Kalau kita bicara tentang konsentrasi, berarti kita dihadapkan pada permasalahan untuk mengendalikan pikiran itu sendiri. Dan ini sifatnya bukan instan, memerlukan proses yang dilaksanakan dengan latihan-latihan.

Sebetulnya proses awal kita melaksanakan sembahyang (ibadah) sudah masuk kepada tahap pengendalian pikiran, cuman kadang kita kurang menyadarinya. Ambil contoh, kita mandi selanjutnya menggunakan pakain yang bersih dan pantas, lalu berangkat ke tempat sembahyang (ibadah). Ini termasuk cara untuk kita berkonsentrasi dalam pengendalian pikiran, dimana saat itu kita bertujuan untuk sembahyang.

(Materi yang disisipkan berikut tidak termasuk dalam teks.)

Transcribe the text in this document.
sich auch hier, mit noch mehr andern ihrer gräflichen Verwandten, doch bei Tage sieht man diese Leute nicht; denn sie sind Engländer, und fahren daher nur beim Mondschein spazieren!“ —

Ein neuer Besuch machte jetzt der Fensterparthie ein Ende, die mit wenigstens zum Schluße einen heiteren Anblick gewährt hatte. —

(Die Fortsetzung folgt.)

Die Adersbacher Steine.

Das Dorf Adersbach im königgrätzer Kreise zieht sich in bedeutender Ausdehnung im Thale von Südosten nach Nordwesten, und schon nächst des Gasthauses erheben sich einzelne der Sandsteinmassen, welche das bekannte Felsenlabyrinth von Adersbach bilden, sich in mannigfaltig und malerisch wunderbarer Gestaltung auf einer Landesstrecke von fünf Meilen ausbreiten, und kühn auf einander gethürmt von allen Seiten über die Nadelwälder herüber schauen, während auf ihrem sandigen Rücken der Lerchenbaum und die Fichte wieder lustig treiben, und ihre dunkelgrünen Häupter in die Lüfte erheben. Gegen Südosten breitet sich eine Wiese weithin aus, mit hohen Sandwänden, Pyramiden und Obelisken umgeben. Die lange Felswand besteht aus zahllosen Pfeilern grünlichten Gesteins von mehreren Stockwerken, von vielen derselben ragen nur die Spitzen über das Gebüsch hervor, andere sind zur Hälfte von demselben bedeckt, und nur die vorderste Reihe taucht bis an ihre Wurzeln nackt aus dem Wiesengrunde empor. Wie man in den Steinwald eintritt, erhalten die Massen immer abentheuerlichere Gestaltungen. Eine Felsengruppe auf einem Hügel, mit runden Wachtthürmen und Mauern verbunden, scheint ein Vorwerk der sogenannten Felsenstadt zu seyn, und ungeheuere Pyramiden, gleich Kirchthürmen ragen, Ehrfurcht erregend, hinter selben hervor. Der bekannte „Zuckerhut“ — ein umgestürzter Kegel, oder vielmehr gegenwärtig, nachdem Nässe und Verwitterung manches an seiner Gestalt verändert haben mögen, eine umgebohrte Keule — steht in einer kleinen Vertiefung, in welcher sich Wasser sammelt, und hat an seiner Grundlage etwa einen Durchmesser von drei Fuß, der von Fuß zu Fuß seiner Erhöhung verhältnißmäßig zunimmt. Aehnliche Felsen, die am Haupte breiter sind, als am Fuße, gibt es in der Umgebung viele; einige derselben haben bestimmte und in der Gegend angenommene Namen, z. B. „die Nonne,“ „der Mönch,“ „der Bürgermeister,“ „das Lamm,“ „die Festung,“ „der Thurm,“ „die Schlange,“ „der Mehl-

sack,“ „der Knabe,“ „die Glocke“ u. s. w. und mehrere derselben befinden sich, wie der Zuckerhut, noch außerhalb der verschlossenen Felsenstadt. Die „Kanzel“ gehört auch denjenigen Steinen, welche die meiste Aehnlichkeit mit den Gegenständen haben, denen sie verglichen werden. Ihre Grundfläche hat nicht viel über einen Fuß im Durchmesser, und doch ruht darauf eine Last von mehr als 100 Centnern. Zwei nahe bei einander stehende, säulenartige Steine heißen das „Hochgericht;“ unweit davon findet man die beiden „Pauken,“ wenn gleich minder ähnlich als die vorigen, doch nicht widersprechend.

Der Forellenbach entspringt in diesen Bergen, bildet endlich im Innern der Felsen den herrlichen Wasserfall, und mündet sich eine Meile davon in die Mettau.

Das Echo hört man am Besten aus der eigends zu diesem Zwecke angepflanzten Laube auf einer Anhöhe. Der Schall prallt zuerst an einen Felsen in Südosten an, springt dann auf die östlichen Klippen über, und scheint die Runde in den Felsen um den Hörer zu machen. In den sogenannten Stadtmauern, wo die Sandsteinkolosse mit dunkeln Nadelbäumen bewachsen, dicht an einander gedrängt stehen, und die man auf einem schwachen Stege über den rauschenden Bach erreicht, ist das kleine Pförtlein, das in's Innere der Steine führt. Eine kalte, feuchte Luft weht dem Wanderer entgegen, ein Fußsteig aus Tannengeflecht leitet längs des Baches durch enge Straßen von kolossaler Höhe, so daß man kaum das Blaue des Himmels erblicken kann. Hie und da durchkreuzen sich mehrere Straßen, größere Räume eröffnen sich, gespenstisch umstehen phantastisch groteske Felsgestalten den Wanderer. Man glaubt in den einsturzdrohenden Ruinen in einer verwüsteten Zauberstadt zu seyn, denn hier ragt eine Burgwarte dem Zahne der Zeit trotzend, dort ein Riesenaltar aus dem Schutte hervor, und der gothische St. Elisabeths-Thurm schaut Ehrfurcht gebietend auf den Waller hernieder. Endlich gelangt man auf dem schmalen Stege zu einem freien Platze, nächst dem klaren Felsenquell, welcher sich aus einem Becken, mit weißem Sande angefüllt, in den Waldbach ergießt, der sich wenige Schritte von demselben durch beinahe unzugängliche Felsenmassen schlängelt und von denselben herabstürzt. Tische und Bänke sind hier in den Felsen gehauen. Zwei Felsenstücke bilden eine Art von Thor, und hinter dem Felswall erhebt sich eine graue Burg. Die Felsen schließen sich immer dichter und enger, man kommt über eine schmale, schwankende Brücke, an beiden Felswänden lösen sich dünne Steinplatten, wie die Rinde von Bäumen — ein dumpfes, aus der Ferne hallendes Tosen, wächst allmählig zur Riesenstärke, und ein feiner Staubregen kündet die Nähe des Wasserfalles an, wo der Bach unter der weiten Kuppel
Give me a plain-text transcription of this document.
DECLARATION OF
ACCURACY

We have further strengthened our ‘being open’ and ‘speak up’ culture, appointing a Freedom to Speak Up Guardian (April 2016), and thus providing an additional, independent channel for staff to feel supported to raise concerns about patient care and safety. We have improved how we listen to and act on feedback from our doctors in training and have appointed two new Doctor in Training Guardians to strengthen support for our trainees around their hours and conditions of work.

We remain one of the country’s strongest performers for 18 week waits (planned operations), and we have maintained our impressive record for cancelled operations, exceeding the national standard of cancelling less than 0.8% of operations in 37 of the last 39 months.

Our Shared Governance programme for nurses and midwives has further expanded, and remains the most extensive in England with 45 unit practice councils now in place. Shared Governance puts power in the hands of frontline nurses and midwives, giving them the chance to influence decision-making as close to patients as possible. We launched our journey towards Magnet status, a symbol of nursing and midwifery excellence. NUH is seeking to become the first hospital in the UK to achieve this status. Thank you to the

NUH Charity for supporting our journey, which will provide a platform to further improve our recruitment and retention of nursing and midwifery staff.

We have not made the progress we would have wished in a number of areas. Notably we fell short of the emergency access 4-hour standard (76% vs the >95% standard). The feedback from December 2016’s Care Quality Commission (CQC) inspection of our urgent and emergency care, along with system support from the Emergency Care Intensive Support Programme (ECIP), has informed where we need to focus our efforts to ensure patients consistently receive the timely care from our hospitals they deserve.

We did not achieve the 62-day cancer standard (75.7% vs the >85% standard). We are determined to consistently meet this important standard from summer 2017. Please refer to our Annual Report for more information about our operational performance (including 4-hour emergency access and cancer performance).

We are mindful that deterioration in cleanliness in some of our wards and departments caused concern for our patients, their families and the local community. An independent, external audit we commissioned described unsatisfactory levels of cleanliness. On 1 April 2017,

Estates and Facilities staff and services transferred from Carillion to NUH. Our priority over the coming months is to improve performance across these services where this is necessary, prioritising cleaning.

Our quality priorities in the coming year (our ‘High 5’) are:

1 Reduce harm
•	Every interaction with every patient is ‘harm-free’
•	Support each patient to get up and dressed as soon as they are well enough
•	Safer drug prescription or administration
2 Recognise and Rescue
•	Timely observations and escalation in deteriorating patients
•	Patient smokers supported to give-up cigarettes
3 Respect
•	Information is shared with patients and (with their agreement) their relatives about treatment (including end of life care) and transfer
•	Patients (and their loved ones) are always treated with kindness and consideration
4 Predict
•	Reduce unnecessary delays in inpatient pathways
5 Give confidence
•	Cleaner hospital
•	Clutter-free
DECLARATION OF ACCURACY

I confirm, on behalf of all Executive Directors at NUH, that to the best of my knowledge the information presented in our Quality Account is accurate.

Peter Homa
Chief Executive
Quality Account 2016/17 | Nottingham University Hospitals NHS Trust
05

Tahap selanjutnya, kita dihadapkan pada situasi saat sembahyang (ibadah). Untuk tahap inilah diperlukan latihan-latihan untuk membiasakan diri, menjadikan sembahyang (ibadah) itu sebagai sesuatu yang utama, bukan sekedar sebuah pengakuan semata.

Bukan berarti sekali sembahyang (ibadah) kita mampu konsentrasi penuh. Kita hanya orang yang baru melakukan suatu proses pendakian. Kita memerlukan suatu pengulangan-pengulangan untuk mencapai titik konsentrasi itu sendiri. Bagaimana kita bisa konsentrasi, sedangkan kita melakukan sembahyang hanya sebulan sekali? Para Rohaniawanpun memerlukan proses untuk mencapai hal tersebut.

Bagi saya, untuk mencapai konsentrasi/pengendalian pikiran, yang perlu kita kendalikan pertama adalah lidah.  Dimana lidah kita kendalikan dengan melakukan latihan “Japa Mantra”  yaitu menyebut Kebesaran Tuhan secara berulang, mohon maaf kalau di umat Hindu dengan menyebutkan OM NAMAH SIWA YA atau OM NAMO NARAYANA.

Ketika hal tersebut dilakukan secara rutinitas setiap hari, pasti akan memberikan suatu perubahan pada proses konsentrasi kita dalam melakukan suatu persembahyangan (ibadah).

Sekali lagi, mohon maaf ini hanya sekedar cerita untuk berbagi, sukses menyertai Anda.